They have sallied forth to meet disappointment. The night is black as Erebus, and the girl gone out of sight. Nor can they tell which way she has taken; and to inquire might get them “guyed,” if not worse. Besides, they see no one of whom inquiry could be made. A dark shadow passes them, apparently the figure of a man; but so dimly descried, and going in such rapid gait, they refrain from hailing him.
Not likely they will see more of the “monstrously crummy creetya” that night—they may on the morrow somewhere—perhaps at the little chapel close by.
Registering a mental vow to do their devotions there, and recalling the bottle of fizz left uncorked on the counter they return to finish it.
And they drain it dry, gulping down several goes of B-and-S, besides, ere ceasing to think of the “devilish nice gal,” on whose dainty little fist they would so like fitting kid gloves.

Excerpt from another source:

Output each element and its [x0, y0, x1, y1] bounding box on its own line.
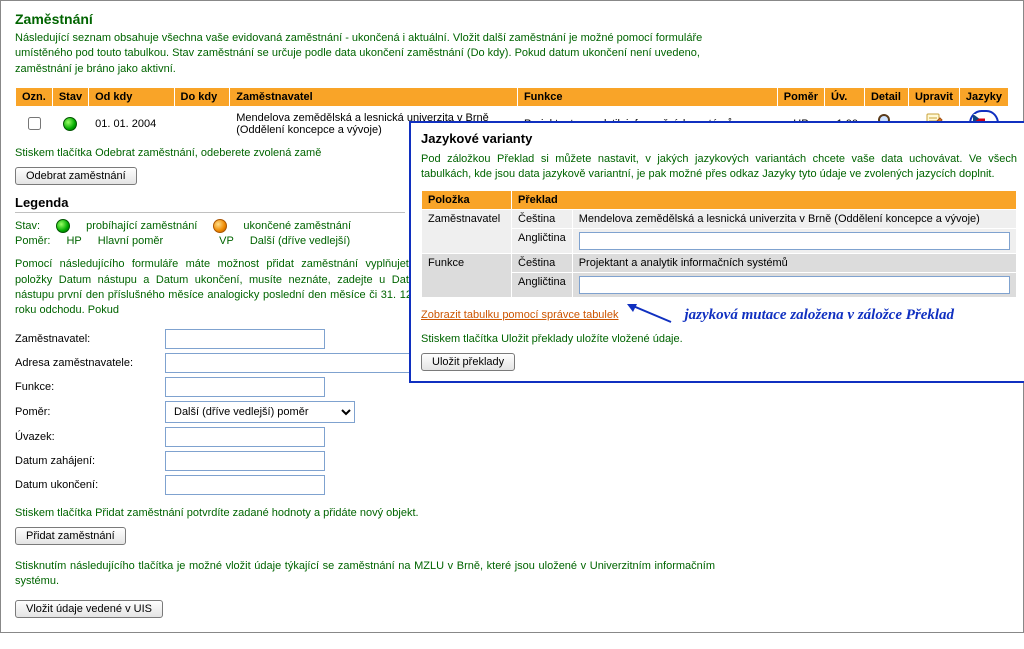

Meanwhile, she, who has so much interested the dry goods gentlemen, is making her way along the road which leads past the Widow Wingate’s cottage, going at a rapid pace, but not continuously. At intervals she makes stops, and stands listening—her glances sent interrogatively to the front. She acts as one expecting to hear footsteps, or a voice in friendly salutation—and see him saluting, for it is a man.
Footsteps are there besides her own, but not heard by her, nor in the direction she is hoping to hear them. Instead, they are behind, and light, though made by a heavy man. For he is treading gingerly as if on eggs—evidently desirous not to make known his proximity. Near he is, and were the light only a little clearer she would surely see him. Favoured by its darkness he can follow close, aided also by the shadowing trees, and still further from her attention being all given to the ground in advance, with thoughts preoccupied.

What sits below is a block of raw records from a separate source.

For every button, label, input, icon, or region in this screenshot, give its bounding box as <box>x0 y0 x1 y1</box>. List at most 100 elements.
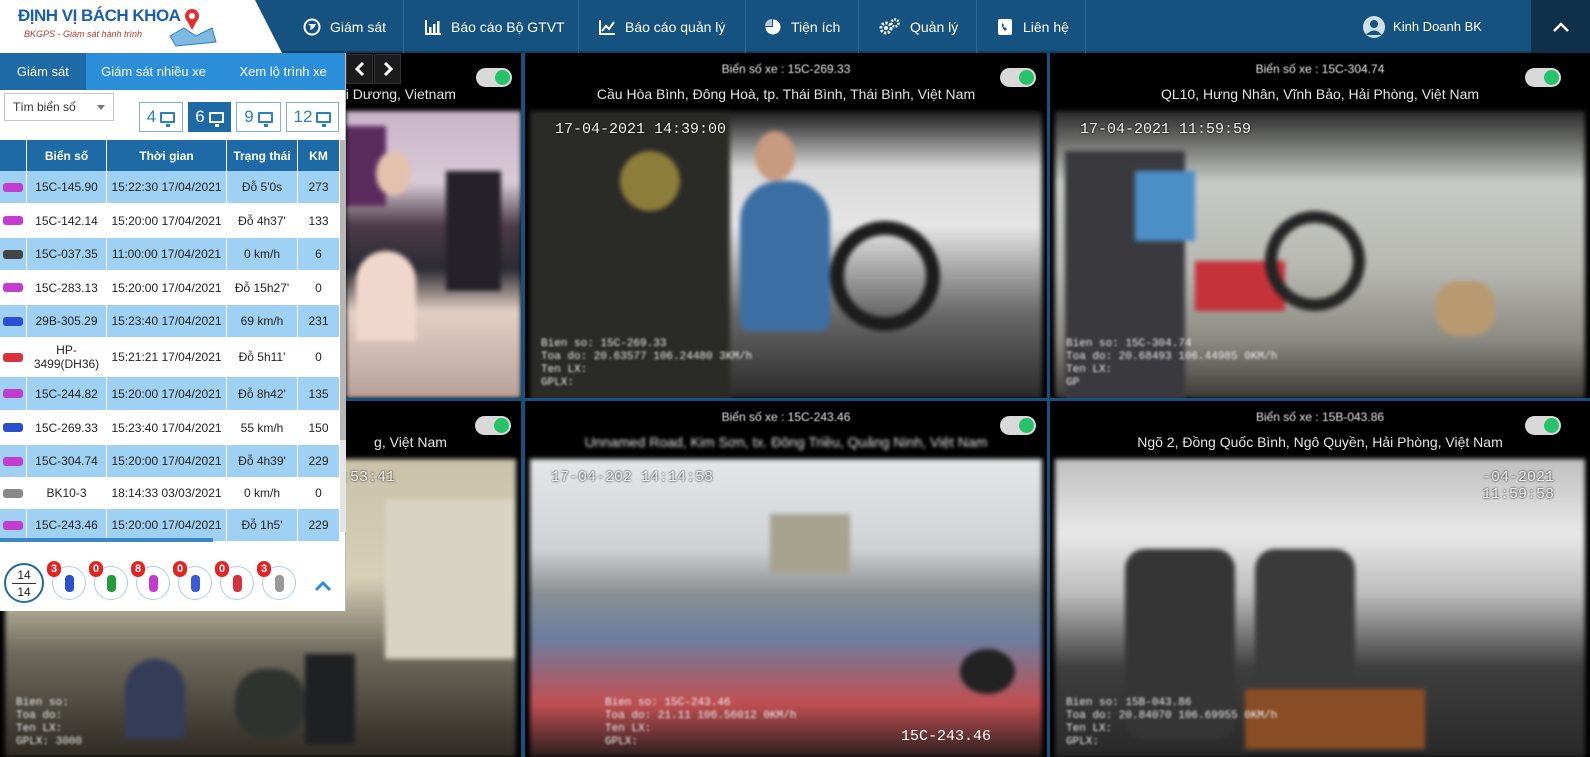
camera-tile-3[interactable]: Biển số xe : 15C-304.74 QL10, Hưng Nhân,… <box>1050 53 1590 398</box>
col-km[interactable]: KM <box>298 140 340 171</box>
table-row[interactable]: HP-3499(DH36) 15:21:21 17/04/2021 Đỗ 5h11'… <box>0 338 340 377</box>
grid-6-button[interactable]: 6 <box>188 102 231 132</box>
gears-icon <box>879 17 900 34</box>
table-row[interactable]: 15C-269.33 15:23:40 17/04/2021 55 km/h 150 <box>0 411 340 445</box>
grid-option-label: 9 <box>244 107 254 126</box>
nav-lien-he[interactable]: Liên hệ <box>996 0 1069 53</box>
camera-toggle[interactable] <box>475 416 511 435</box>
nav-divider <box>1085 0 1086 53</box>
vehicle-table: Biển số Thời gian Trạng thái KM 15C-145.… <box>0 140 340 542</box>
car-icon <box>148 574 158 592</box>
table-scrollbar[interactable] <box>340 140 346 532</box>
grid-divider <box>346 398 1590 401</box>
plate-search-select[interactable]: Tìm biển số <box>4 93 114 121</box>
camera-plate: Biển số xe : 15B-043.86 <box>1255 410 1385 424</box>
cell-plate: 15C-269.33 <box>27 411 107 444</box>
camera-tile-1[interactable]: ải Dương, Vietnam <box>346 53 521 398</box>
nav-bao-cao-quan-ly[interactable]: Báo cáo quản lý <box>598 0 725 53</box>
collapse-up-icon[interactable] <box>1531 0 1590 53</box>
prev-arrow-icon[interactable] <box>346 54 373 84</box>
camera-toggle[interactable] <box>1525 68 1561 87</box>
camera-overlay: Bien so: 15B-043.86 Toa do: 20.84070 106.… <box>1066 697 1278 748</box>
cell-plate: 15C-243.46 <box>27 509 107 541</box>
truck-icon <box>3 520 23 530</box>
camera-plate: Biển số xe : 15C-304.74 <box>1255 62 1385 76</box>
monitoring-panel: Giám sát Giám sát nhiều xe Xem lộ trình … <box>0 53 346 611</box>
user-name: Kinh Doanh BK <box>1393 19 1482 34</box>
camera-tile-5[interactable]: Biển số xe : 15C-243.46 Unnamed Road, Ki… <box>525 401 1047 757</box>
camera-timestamp: 17-04-2021 11:59:59 <box>1080 121 1252 138</box>
table-row[interactable]: 15C-304.74 15:20:00 17/04/2021 Đỗ 4h39' 229 <box>0 445 340 478</box>
car-icon <box>274 574 284 592</box>
cell-time: 11:00:00 17/04/2021 <box>107 238 227 270</box>
camera-timestamp: -04-2021 11:59:58 <box>1482 469 1555 503</box>
status-filter-6[interactable]: 3 <box>257 561 296 600</box>
status-filter-4[interactable]: 0 <box>173 561 212 600</box>
nav-tien-ich[interactable]: Tiện ích <box>764 0 840 53</box>
cell-plate: 15C-037.35 <box>27 238 107 270</box>
nav-giam-sat[interactable]: Giám sát <box>303 0 386 53</box>
cell-plate: BK10-3 <box>27 478 107 508</box>
table-row[interactable]: 15C-142.14 15:20:00 17/04/2021 Đỗ 4h37' 133 <box>0 204 340 238</box>
table-row[interactable]: 29B-305.29 15:23:40 17/04/2021 69 km/h 231 <box>0 305 340 338</box>
col-thoi-gian[interactable]: Thời gian <box>107 140 227 171</box>
grid-9-button[interactable]: 9 <box>236 102 281 132</box>
car-icon <box>3 283 23 292</box>
table-row[interactable]: 15C-037.35 11:00:00 17/04/2021 0 km/h 6 <box>0 238 340 271</box>
camera-address: QL10, Hưng Nhân, Vĩnh Bảo, Hải Phòng, Vi… <box>1160 86 1480 102</box>
camera-tile-6[interactable]: Biển số xe : 15B-043.86 Ngõ 2, Đồng Quốc… <box>1050 401 1590 757</box>
grid-4-button[interactable]: 4 <box>139 102 183 132</box>
status-count-badge: 8 <box>131 561 145 577</box>
total-online: 14 <box>17 567 31 582</box>
grid-option-label: 6 <box>195 107 205 126</box>
cell-km: 229 <box>298 509 340 541</box>
total-vehicles[interactable]: 14 14 <box>4 563 44 603</box>
tab-giam-sat-nhieu-xe[interactable]: Giám sát nhiều xe <box>85 53 222 90</box>
table-row[interactable]: BK10-3 18:14:33 03/03/2021 0 km/h 0 <box>0 478 340 509</box>
table-row[interactable]: 15C-283.13 15:20:00 17/04/2021 Đỗ 15h27' 0 <box>0 271 340 305</box>
pie-chart-icon <box>765 18 781 34</box>
cell-plate: 15C-283.13 <box>27 271 107 304</box>
status-filter-5[interactable]: 0 <box>215 561 254 600</box>
camera-tile-2[interactable]: Biển số xe : 15C-269.33 Cầu Hòa Bình, Đô… <box>525 53 1047 398</box>
horizontal-scrollbar[interactable] <box>0 538 213 542</box>
nav-bao-cao-bo-gtvt[interactable]: Báo cáo Bộ GTVT <box>424 0 565 53</box>
next-arrow-icon[interactable] <box>374 54 401 84</box>
camera-address: ải Dương, Vietnam <box>346 86 456 102</box>
table-row[interactable]: 15C-244.82 15:20:00 17/04/2021 Đỗ 8h42' 135 <box>0 377 340 411</box>
cell-plate: 15C-142.14 <box>27 204 107 237</box>
camera-toggle[interactable] <box>476 68 512 87</box>
camera-toggle[interactable] <box>1000 416 1036 435</box>
cell-km: 150 <box>298 411 340 444</box>
vehicle-type-icon <box>0 445 27 477</box>
expand-up-icon[interactable] <box>314 577 332 597</box>
nav-quan-ly[interactable]: Quản lý <box>879 0 958 53</box>
vehicle-type-icon <box>0 305 27 337</box>
grid-divider <box>521 53 525 757</box>
tab-giam-sat[interactable]: Giám sát <box>0 53 86 90</box>
camera-address: Ngõ 2, Đồng Quốc Bình, Ngô Quyền, Hải Ph… <box>1137 434 1503 450</box>
status-count-badge: 0 <box>173 561 187 577</box>
status-filter-3[interactable]: 8 <box>131 561 170 600</box>
status-filter-1[interactable]: 3 <box>47 561 86 600</box>
logo[interactable]: ĐỊNH VỊ BÁCH KHOA BKGPS - Giám sát hành … <box>0 0 282 53</box>
cell-time: 15:20:00 17/04/2021 <box>107 204 227 237</box>
cell-time: 15:20:00 17/04/2021 <box>107 377 227 410</box>
status-count-badge: 0 <box>215 561 229 577</box>
cell-plate: 15C-244.82 <box>27 377 107 410</box>
col-trang-thai[interactable]: Trạng thái <box>227 140 298 171</box>
status-filter-2[interactable]: 0 <box>89 561 128 600</box>
col-icon <box>0 140 27 171</box>
col-bien-so[interactable]: Biển số <box>27 140 107 171</box>
nav-label: Báo cáo quản lý <box>625 18 726 35</box>
user-menu[interactable]: Kinh Doanh BK <box>1315 0 1530 53</box>
camera-toggle[interactable] <box>1525 416 1561 435</box>
table-row[interactable]: 15C-145.90 15:22:30 17/04/2021 Đỗ 5'0s 273 <box>0 171 340 204</box>
cell-km: 229 <box>298 445 340 477</box>
tab-xem-lo-trinh-xe[interactable]: Xem lộ trình xe <box>221 53 345 90</box>
total-all: 14 <box>17 584 31 599</box>
grid-12-button[interactable]: 12 <box>286 102 339 132</box>
camera-toggle[interactable] <box>1000 68 1036 87</box>
cell-time: 15:23:40 17/04/2021 <box>107 305 227 337</box>
car-icon <box>3 389 23 398</box>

But closely he follows her, but never coming up. When she stops he does the same, moving on again as she moves forward. And so for several pauses, with spells of brisk walking between.
Opposite the Wingates’ cottage she tarries longer than elsewhere. There was a woman standing in the door, who, however, does not observe her—cannot—a hedge of holly between. Cautiously parting its spinous leaves and peering through, the young girl takes a survey, not of the woman, whom she well knows, but of a window—the only one in which there is a light. And less the window than the walls inside. On her way to the Ferry she had stopped to do the same; then seeing shadows—two of them—one a woman’s, the other of a man. The woman is there in the door—Mrs Wingate herself; the man, her son, must be elsewhere.
“Under the elm, by this,” says Mary Morgan, in soliloquy. “I’ll find him there,”—she adds, silently gliding past the gate.
“Under the elm,” mutters the man who follows, adding, “I’ll kill her there—ay, both!”